Fool's Assassin (The Fitz and The Fool Trilogy #1) - Page 173/270

It was a warm felted nightrobe. Red. My favorite color. I carried it closer to the fire to look at it. It was new and unworn. I turned the collar inside-out and knew the stitches. My mother had made this. For me. Made it and set it aside, as she had so often done, to be pulled out the moment I outgrew my old one.

I shed my wet garments where I stood and pulled the new nightrobe on over my head. It fit well, save that it was a bit long. I lifted it to walk. It made me feel elegant to have to catch up my skirt when I walked, even if it was only the train of my nightrobe.

The ghost cried out, a long, distant wail that lifted the hair on the back of my head. I stood frozen for an instant. Then it came again, closer and louder. Two things happened in that moment. I knew I should never have left a cat in the spy-maze, and I abruptly deduced that yes, my chamber did have an entrance to the secret corridors. It just wasn’t where I had thought it would be.

I pushed open the door to the maidservant’s room. The firelight barely reached into the room. I went back for a candle. The pale stranger’s bedding was as she had left it, crumpled on the bed. I knew better than to touch it. I edged around it and as I did, my feet tangled in something and I nearly fell. I cried out, in fear of the infected bedding, and the ghost cried in response.

“Just a minute!” I hissed low. “I’m coming. Be quiet and I’ll give you a big piece of fish.”

Water. The cat wanted water. I should have known that. He’d already found and claimed his salt fish reward, and now he was thirsty. “Water, then. And sausage from the pantry. But be quiet until I can get to you. Please.”

A rumbly meow of agreement and warning. If his reward was slow in coming, he was going to sing the stones down around me.

Heart thundering, I looked down at my feet, fearing to see a flood of biting insects climbing my legs. Instead I saw only the hem of my nightrobe and, when I lifted it, my bare feet against the plank floor. Holding my robe high and bringing my candle close, I stooped. I stared. I could feel that my foot was on top of something that was not the floor, but I couldn’t see anything there.

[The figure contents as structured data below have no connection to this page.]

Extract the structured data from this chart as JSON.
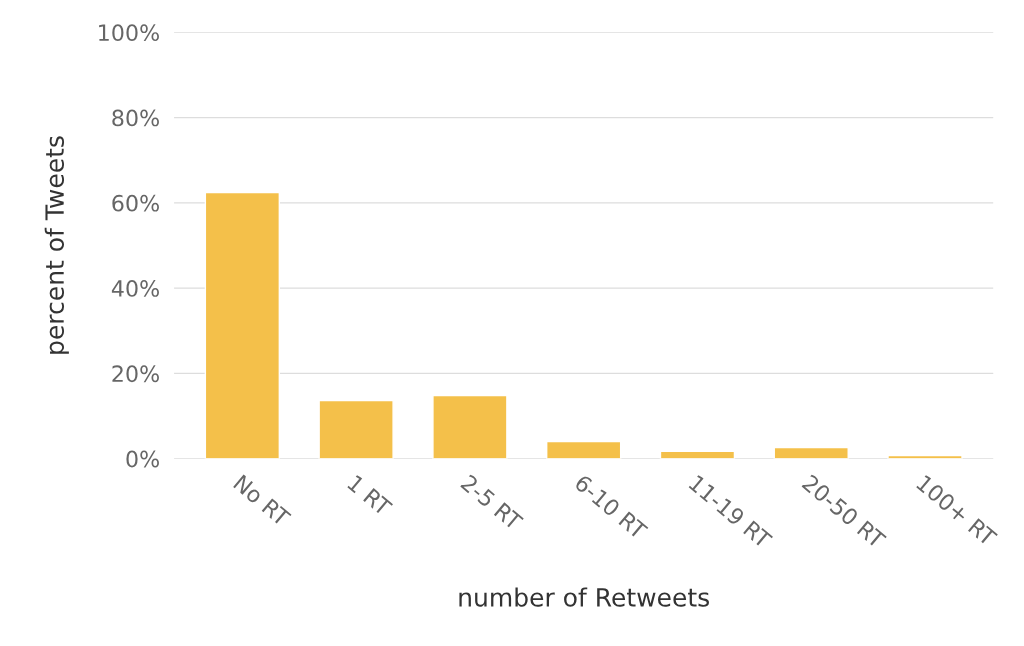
{
  "chart_data": {
    "type": "bar",
    "xlabel": "number of Retweets",
    "ylabel": "percent of Tweets",
    "categories": [
      "No RT",
      "1 RT",
      "2-5 RT",
      "6-10 RT",
      "11-19 RT",
      "20-50 RT",
      "100+ RT"
    ],
    "values": [
      62.4,
      13.6,
      14.8,
      4.0,
      1.7,
      2.6,
      0.7
    ],
    "color": "#f4c04a",
    "ylim": [
      0,
      100
    ],
    "yticks": [
      {
        "value": 0,
        "label": "0%"
      },
      {
        "value": 20,
        "label": "20%"
      },
      {
        "value": 40,
        "label": "40%"
      },
      {
        "value": 60,
        "label": "60%"
      },
      {
        "value": 80,
        "label": "80%"
      },
      {
        "value": 100,
        "label": "100%"
      }
    ],
    "grid": "y"
  }
}
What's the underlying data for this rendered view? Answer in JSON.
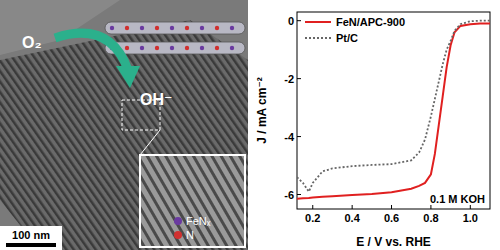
{
  "chart_data": {
    "type": "line",
    "x_label": "E / V vs. RHE",
    "y_label": "J / mA cm⁻²",
    "annotation": "0.1 M KOH",
    "x": [
      0.12,
      0.15,
      0.18,
      0.2,
      0.25,
      0.3,
      0.4,
      0.5,
      0.6,
      0.7,
      0.74,
      0.77,
      0.8,
      0.82,
      0.84,
      0.86,
      0.88,
      0.9,
      0.92,
      0.95,
      1.0,
      1.05,
      1.1
    ],
    "series": [
      {
        "name": "FeN/APC-900",
        "color": "#e02020",
        "line_style": "solid",
        "values": [
          -6.15,
          -6.13,
          -6.12,
          -6.1,
          -6.08,
          -6.06,
          -6.02,
          -5.98,
          -5.92,
          -5.8,
          -5.7,
          -5.6,
          -5.3,
          -4.6,
          -3.6,
          -2.6,
          -1.6,
          -0.85,
          -0.4,
          -0.18,
          -0.12,
          -0.1,
          -0.1
        ]
      },
      {
        "name": "Pt/C",
        "color": "#666666",
        "line_style": "dotted",
        "values": [
          -5.4,
          -5.6,
          -5.9,
          -5.6,
          -5.2,
          -5.1,
          -5.02,
          -4.98,
          -4.95,
          -4.82,
          -4.55,
          -4.1,
          -3.3,
          -2.7,
          -2.1,
          -1.5,
          -1.0,
          -0.7,
          -0.35,
          -0.12,
          -0.02,
          0,
          0
        ]
      }
    ],
    "xlim": [
      0.12,
      1.1
    ],
    "xticks": [
      0.2,
      0.4,
      0.6,
      0.8,
      {
        "value": 1.0,
        "label": "1.0"
      }
    ],
    "ylim": [
      -6.5,
      0.3
    ],
    "yticks": [
      -6,
      -4,
      -2,
      0
    ],
    "legend": "top-left",
    "grid": false
  },
  "image": {
    "reactant": "O₂",
    "product": "OH⁻",
    "scale_bar": "100 nm",
    "site_labels": [
      "FeNₓ",
      "N"
    ]
  }
}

I hiked my robe higher so I could grip the hem in my teeth and curled my toes. They clasped fabric. Light and soft. I reached down and pinched it between my forefinger and thumb and as I did, a flap of it fell over, revealing once more the butterfly-wing pattern on the underside. I dropped it, startled. And again, my foot was apparently bare against the floor, but half of my toes were gone. One corner of the cloak was upturned to show the delicate panes of color. As I stared in astonishment, my toes slowly formed on the fabric. I could feel that the cloth covered them but I could see them.

I pinched the butterfly-color part of the cloak up between my thumb and forefinger and stood. Now I could see it. It hung from my uplifted hand, a garment of riotous color and very little weight. This, then, was how we had not seen her in the bed. The strange words of the messenger came back to me. “It takes on the colors and shadows.” No wonder she had cautioned us not to discard it. It was a treasure from an old tale! Abruptly my fear of contagion vanished, to be replaced with the certainty that if my father saw this, he would take it from me and probably destroy it to protect me.

I set my candle on the floor and, standing carefully free of the bedding’s touch, shook out the cloak and folded it, butterfly-side-out. It made a surprisingly small packet. I thought to myself that such thin fabric would be delicate and of small use against wind or rain. I resolved to take great care with it.

Stripy Cat meowed again. “Hush!” I cautioned him. Then I suggested, “Dig or scratch where you see my light. I’m trying to find the door.”

The faint scrabbling came from under the bed. I didn’t want to touch the bed frame but I did. I seized it in both hands and with an effort pulled the heavy bed away from the wall. It seemed to me it was much heavier than it needed to be, and I suspect it had been made so just to discourage a servant from moving it.

I lifted my candle and edged past the bed frame to the wall, to peer and poke at the wooden panels. The cat clawed diligently, even frantically. I could not see an opening or trigger, but when I put my hand where he was scratching I felt a draft. And the sound, it seemed to me, was much louder than it should have been. “Be patient,” I warned him again, and suddenly thought of the door in the study. I shut the door to the room and studied the hinges. No false hinges, but there was one plank of wood behind the door that was narrower than its fellows. I caught my nails in the edge of it and tugged at it till it swung out. Behind it was a lever covered in cobwebs and spotted with rust. I pulled it and it groaned. It did not travel far, but a section of wall behind the bed suddenly moved out of alignment. The cat’s excited meow was louder now.